Before an ultimatum expires, will there be an agreement on a collective bargaining agreement in the privatized university hospital in Marburg and Gießen? Employees make it clear that the current working conditions are not acceptable from their point of view.

Gießen/Marburg (dpa/lhe) – Before the second round of talks about a collective agreement for the relief, the employees of the university hospitals in Gießen and Marburg have expanded their protests. According to Verdi union secretary Fabian Dzewas-Rehm, around 800 non-medical employees at the clinic took part in day-long walkouts on Tuesday. They want to use this to underpin their demands for the talks this Thursday (March 9). The clinic management had already criticized the actions the day before.

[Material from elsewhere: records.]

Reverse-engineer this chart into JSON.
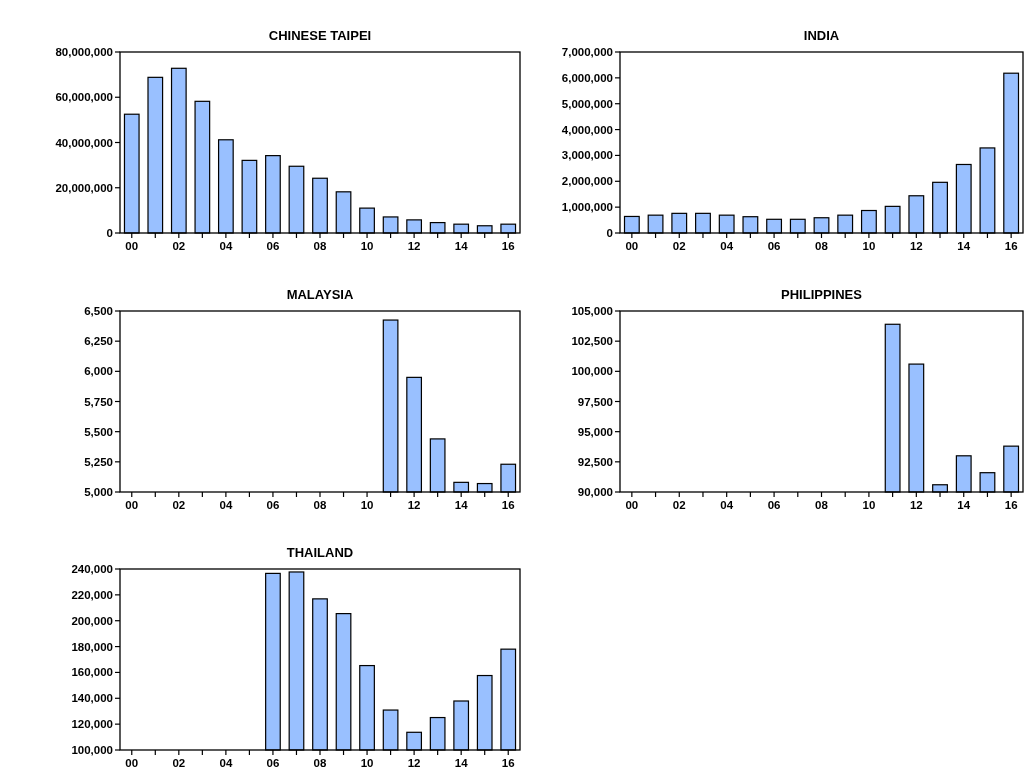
{
  "chart_data": [
    {
      "type": "bar",
      "title": "CHINESE TAIPEI",
      "categories": [
        "00",
        null,
        "02",
        null,
        "04",
        null,
        "06",
        null,
        "08",
        null,
        "10",
        null,
        "12",
        null,
        "14",
        null,
        "16"
      ],
      "values": [
        52500000,
        68800000,
        72800000,
        58200000,
        41200000,
        32100000,
        34200000,
        29500000,
        24200000,
        18200000,
        11000000,
        7100000,
        5800000,
        4600000,
        3900000,
        3200000,
        3900000
      ],
      "color": "#99c0ff",
      "ylim": [
        0,
        80000000
      ],
      "yticks": [
        0,
        {
          "value": 20000000,
          "label": "20,000,000"
        },
        {
          "value": 40000000,
          "label": "40,000,000"
        },
        {
          "value": 60000000,
          "label": "60,000,000"
        },
        {
          "value": 80000000,
          "label": "80,000,000"
        }
      ]
    },
    {
      "type": "bar",
      "title": "INDIA",
      "categories": [
        "00",
        null,
        "02",
        null,
        "04",
        null,
        "06",
        null,
        "08",
        null,
        "10",
        null,
        "12",
        null,
        "14",
        null,
        "16"
      ],
      "values": [
        640000,
        690000,
        760000,
        760000,
        690000,
        630000,
        530000,
        530000,
        590000,
        690000,
        870000,
        1030000,
        1440000,
        1960000,
        2650000,
        3290000,
        6180000
      ],
      "color": "#99c0ff",
      "ylim": [
        0,
        7000000
      ],
      "yticks": [
        0,
        {
          "value": 1000000,
          "label": "1,000,000"
        },
        {
          "value": 2000000,
          "label": "2,000,000"
        },
        {
          "value": 3000000,
          "label": "3,000,000"
        },
        {
          "value": 4000000,
          "label": "4,000,000"
        },
        {
          "value": 5000000,
          "label": "5,000,000"
        },
        {
          "value": 6000000,
          "label": "6,000,000"
        },
        {
          "value": 7000000,
          "label": "7,000,000"
        }
      ]
    },
    {
      "type": "bar",
      "title": "MALAYSIA",
      "categories": [
        "00",
        null,
        "02",
        null,
        "04",
        null,
        "06",
        null,
        "08",
        null,
        "10",
        null,
        "12",
        null,
        "14",
        null,
        "16"
      ],
      "values": [
        null,
        null,
        null,
        null,
        null,
        null,
        null,
        null,
        null,
        null,
        null,
        6425,
        5950,
        5440,
        5080,
        5070,
        5230
      ],
      "color": "#99c0ff",
      "ylim": [
        5000,
        6500
      ],
      "yticks": [
        {
          "value": 5000,
          "label": "5,000"
        },
        {
          "value": 5250,
          "label": "5,250"
        },
        {
          "value": 5500,
          "label": "5,500"
        },
        {
          "value": 5750,
          "label": "5,750"
        },
        {
          "value": 6000,
          "label": "6,000"
        },
        {
          "value": 6250,
          "label": "6,250"
        },
        {
          "value": 6500,
          "label": "6,500"
        }
      ]
    },
    {
      "type": "bar",
      "title": "PHILIPPINES",
      "categories": [
        "00",
        null,
        "02",
        null,
        "04",
        null,
        "06",
        null,
        "08",
        null,
        "10",
        null,
        "12",
        null,
        "14",
        null,
        "16"
      ],
      "values": [
        null,
        null,
        null,
        null,
        null,
        null,
        null,
        null,
        null,
        null,
        null,
        103900,
        100600,
        90600,
        93000,
        91600,
        93800
      ],
      "color": "#99c0ff",
      "ylim": [
        90000,
        105000
      ],
      "yticks": [
        {
          "value": 90000,
          "label": "90,000"
        },
        {
          "value": 92500,
          "label": "92,500"
        },
        {
          "value": 95000,
          "label": "95,000"
        },
        {
          "value": 97500,
          "label": "97,500"
        },
        {
          "value": 100000,
          "label": "100,000"
        },
        {
          "value": 102500,
          "label": "102,500"
        },
        {
          "value": 105000,
          "label": "105,000"
        }
      ]
    },
    {
      "type": "bar",
      "title": "THAILAND",
      "categories": [
        "00",
        null,
        "02",
        null,
        "04",
        null,
        "06",
        null,
        "08",
        null,
        "10",
        null,
        "12",
        null,
        "14",
        null,
        "16"
      ],
      "values": [
        null,
        null,
        null,
        null,
        null,
        null,
        236600,
        237700,
        216900,
        205500,
        165300,
        130900,
        113700,
        125100,
        137900,
        157600,
        178000
      ],
      "color": "#99c0ff",
      "ylim": [
        100000,
        240000
      ],
      "yticks": [
        {
          "value": 100000,
          "label": "100,000"
        },
        {
          "value": 120000,
          "label": "120,000"
        },
        {
          "value": 140000,
          "label": "140,000"
        },
        {
          "value": 160000,
          "label": "160,000"
        },
        {
          "value": 180000,
          "label": "180,000"
        },
        {
          "value": 200000,
          "label": "200,000"
        },
        {
          "value": 220000,
          "label": "220,000"
        },
        {
          "value": 240000,
          "label": "240,000"
        }
      ]
    }
  ]
}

During the talks, the union wants to achieve, among other things, that a minimum shift work is stipulated for the more than 7,000 non-medical employees in the individual areas of the clinic. If this is undershot, there should be stress points that can be converted into free time, as Dzewas-Rehm explained. A similar arrangement was recently agreed for the University Hospital in Frankfurt. A basic framework for the demands was already included in the first round of talks on February 16, and this Thursday concrete demands tailored to the individual areas are to be presented.

According to Verdi, more than 4,000 UKGM employees signed a 100-day ultimatum to their employer in December 2022, which expires on March 24. Accordingly, the workers agreed to strike for their demands as a last resort if there were no improvements after the ultimatum expired. The working conditions are currently “unacceptable,” said an employee of the neurosurgical pediatrics department on Tuesday at a press conference in Giessen. “If nothing happens now, we are ready to reduce the number of beds and go on strike.” Dzewas-Rehm added that the employees did not want to go on strike, they wanted to take good care of the patients. They are counting on an agreement by March 24, the employer is “responsible for what happens afterwards”.

The chief negotiator for the employers and UKGM CEO Gunther Weiß had criticized the warning strikes as well as the ultimatum. Achieving a viable conclusion within a few days of presenting the specific demands “represents an enormous challenge that is almost impossible to implement,” said Weiß.